Paper-based textbooks in Florida classrooms could soon be a thing of the past. The State Board of Education is considering asking lawmakers to do away with the requirement that school districts purchase new books every few years.
“I would like to see the state of Florida eliminate entirely textbook adoption. The purpose being to allow our students to have the best learning materials in the classroom," said State Board Member Roberto Martinez, who put the idea before the board.
It’s the latest move in recent years to steer schools to more digitally-based learning methods. The state legislature even passed a bill to put schools on a path to digital learning by 2016.
But going digital won't be easy. And Martinez' proposal could face stiff opposition from a large and powerful lobbying group-- the textbook industry.
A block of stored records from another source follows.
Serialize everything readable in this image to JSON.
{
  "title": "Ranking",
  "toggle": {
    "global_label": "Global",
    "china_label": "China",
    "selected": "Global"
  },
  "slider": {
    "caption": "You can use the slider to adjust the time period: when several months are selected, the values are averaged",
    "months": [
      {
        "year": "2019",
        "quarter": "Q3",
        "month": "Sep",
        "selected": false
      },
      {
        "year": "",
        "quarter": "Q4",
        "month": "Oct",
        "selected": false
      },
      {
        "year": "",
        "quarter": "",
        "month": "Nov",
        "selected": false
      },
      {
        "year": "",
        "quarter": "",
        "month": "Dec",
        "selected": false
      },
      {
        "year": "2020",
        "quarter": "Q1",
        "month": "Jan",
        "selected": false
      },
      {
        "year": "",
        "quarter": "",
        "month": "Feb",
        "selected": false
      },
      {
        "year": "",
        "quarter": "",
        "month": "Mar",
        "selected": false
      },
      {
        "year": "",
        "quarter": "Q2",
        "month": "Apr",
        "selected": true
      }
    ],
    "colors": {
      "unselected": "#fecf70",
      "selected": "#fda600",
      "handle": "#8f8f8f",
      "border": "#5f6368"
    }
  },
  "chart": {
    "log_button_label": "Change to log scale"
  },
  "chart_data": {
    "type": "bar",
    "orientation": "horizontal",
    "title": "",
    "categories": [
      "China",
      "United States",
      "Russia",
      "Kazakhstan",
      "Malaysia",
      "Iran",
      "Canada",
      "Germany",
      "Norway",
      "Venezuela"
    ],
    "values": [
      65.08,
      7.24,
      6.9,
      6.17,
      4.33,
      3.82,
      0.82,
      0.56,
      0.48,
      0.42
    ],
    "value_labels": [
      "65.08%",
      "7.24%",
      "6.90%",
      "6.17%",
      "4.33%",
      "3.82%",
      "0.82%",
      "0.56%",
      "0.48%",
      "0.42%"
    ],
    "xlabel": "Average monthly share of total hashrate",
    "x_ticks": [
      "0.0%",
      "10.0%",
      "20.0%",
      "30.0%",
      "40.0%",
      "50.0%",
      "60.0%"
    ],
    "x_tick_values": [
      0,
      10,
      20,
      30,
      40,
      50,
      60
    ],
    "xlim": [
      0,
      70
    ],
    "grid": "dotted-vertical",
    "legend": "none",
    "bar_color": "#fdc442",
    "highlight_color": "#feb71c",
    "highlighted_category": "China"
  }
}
“Once we say this is our priority, we need to schedule hearings, you need to get board members in front of them who they’ve supported financially, that they know. All that stuff matters. Otherwise, all it is publishers lobbyists walking the halls everyday writing checks for as long as they can write checks, and we’re nothing to them,” said state board of education member Kathleen Shanahan.
The State Board of Education wants $15 billion dollars next year to fund the state's K-12 public schools and community and state colleges. Included in that budget proposal is a request for $440 million to go toward purchasing equipment such as computers, kindles, i-Pads and other devices, and helping schools shore up their internet capacity to actually run the software students may use.
A preliminary report from the workgroup formed to study Florida's transition to digital learning, says the state will have to purchase about a million more devices to get to a ratio of three students per two devices.
Right now, there are more than 1600 schools that don't have wireless internet service, and 263 schools without basic broadband access.